Still, there was something that drew me to Robert. As it turned out, he proved to be a true artist. He couldn’t execute the strong, fast sleights of a younger magician, but he had in the past, and those skills still resided in his muscle memory. He had been places with magic that I had never been and would never go to. Not only that, but Robert had magic in his soul. And years later, only a year or so after he died, I would put his wise, all-seeing character into my novel, What Happens to Us (http://www.amazon.com/dp/B00DSSN5SU).
In the novel that I eventually wrote, I changed Robert from 80 years old to 100. From a man to a woman. From a Mexican-American to a Russian-American. From a middle-class magician to a one-percenter prima donna.
What remained the same about him, however, was his soul.
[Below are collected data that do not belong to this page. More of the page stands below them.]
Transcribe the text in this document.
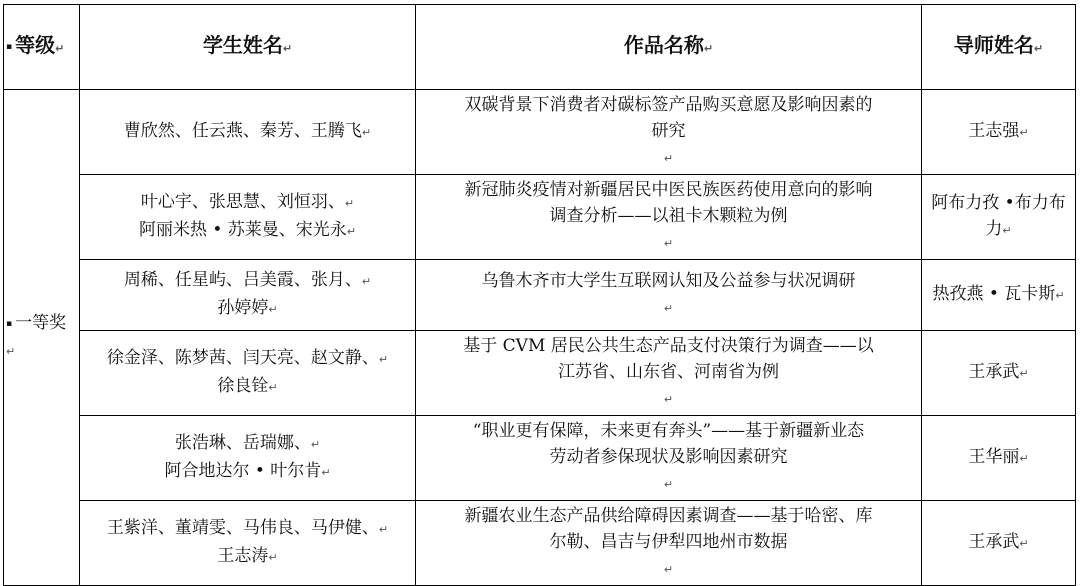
▪ 等级↵	学生姓名↵	作品名称↵	导师姓名↵
▪ 一等奖↵	曹欣然、任云燕、秦芳、王腾飞↵	双碳背景下消费者对碳标签产品购买意愿及影响因素的
研究
↵	王志强↵

	叶心宇、张思慧、刘恒羽、↵
阿丽米热 • 苏莱曼、宋光永↵	新冠肺炎疫情对新疆居民中医民族医药使用意向的影响
调查分析——以祖卡木颗粒为例
↵	阿布力孜 •布力布力↵

	周稀、任星屿、吕美霞、张月、↵
孙婷婷↵	乌鲁木齐市大学生互联网认知及公益参与状况调研
↵	热孜燕 • 瓦卡斯↵

	徐金泽、陈梦茜、闫天亮、赵文静、↵
徐良铨↵	基于 CVM 居民公共生态产品支付决策行为调查——以
江苏省、山东省、河南省为例
↵	王承武↵

	张浩琳、岳瑞娜、↵
阿合地达尔 • 叶尔肯↵	“职业更有保障，未来更有奔头”——基于新疆新业态
劳动者参保现状及影响因素研究
↵	王华丽↵

	王紫洋、董靖雯、马伟良、马伊健、↵
王志涛↵	新疆农业生态产品供给障碍因素调查——基于哈密、库
尔勒、昌吉与伊犁四地州市数据
↵	王承武↵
In a key scene in the novel, my old-woman character Anja is presented in this way:
“God gave me another day,” Anja finally said, never taking her eyes away from the sunset, and with not a little pleasure in her voice. “I suppose He wanted me to see this sky.”
Anja had such a grateful smile on her face, rimmed with bliss.
“What did your son die of?”
A veil descended over Anja’s face and she cast her eyes downwards, and for a long moment, Cat thought she might not have the voice to answer. But she was over 100 now, and it was all truth from here on out, she had told herself.
“He was a good boy. Don’t judge him.”
“I know who he really was, and he didn’t mean to be bad.”
Anja looked out at the dying sun and saw her saddest days up there among the reds, blacks, and purples.
“He did one bad thing when he was 12 and that made the rest of his life unbearable.”
A few minutes later, Cat was resting her head on Anja’s chest, the old woman stroking her hair. Cat pressed herself into the warmth, the fragility, the deep echo, feeling more connected to someone than she had in years, and a phrase leapt to mind—ancient heart—and she realized all in a moment that it had first started beating when Teddy Roosevelt was president and some old-world czar was riding a dead horse called monarchy, that it was 11 when some idealist assassinated Archduke Ferdinand, that it had been irreparably broken twice by her own flesh, and Cat felt, listening to the heart’s rhythm as if to an ancient metronome, that she was now living a pattern that had been going on for centuries: secret suffering, dominaters and the dominated, narcissists masquerading as patriots, freedoms stolen in the name of freedom, and she set her mouth firmly against all the forces that had arrayed against her and said to herself: I must stop being so afraid. It crushes my soul.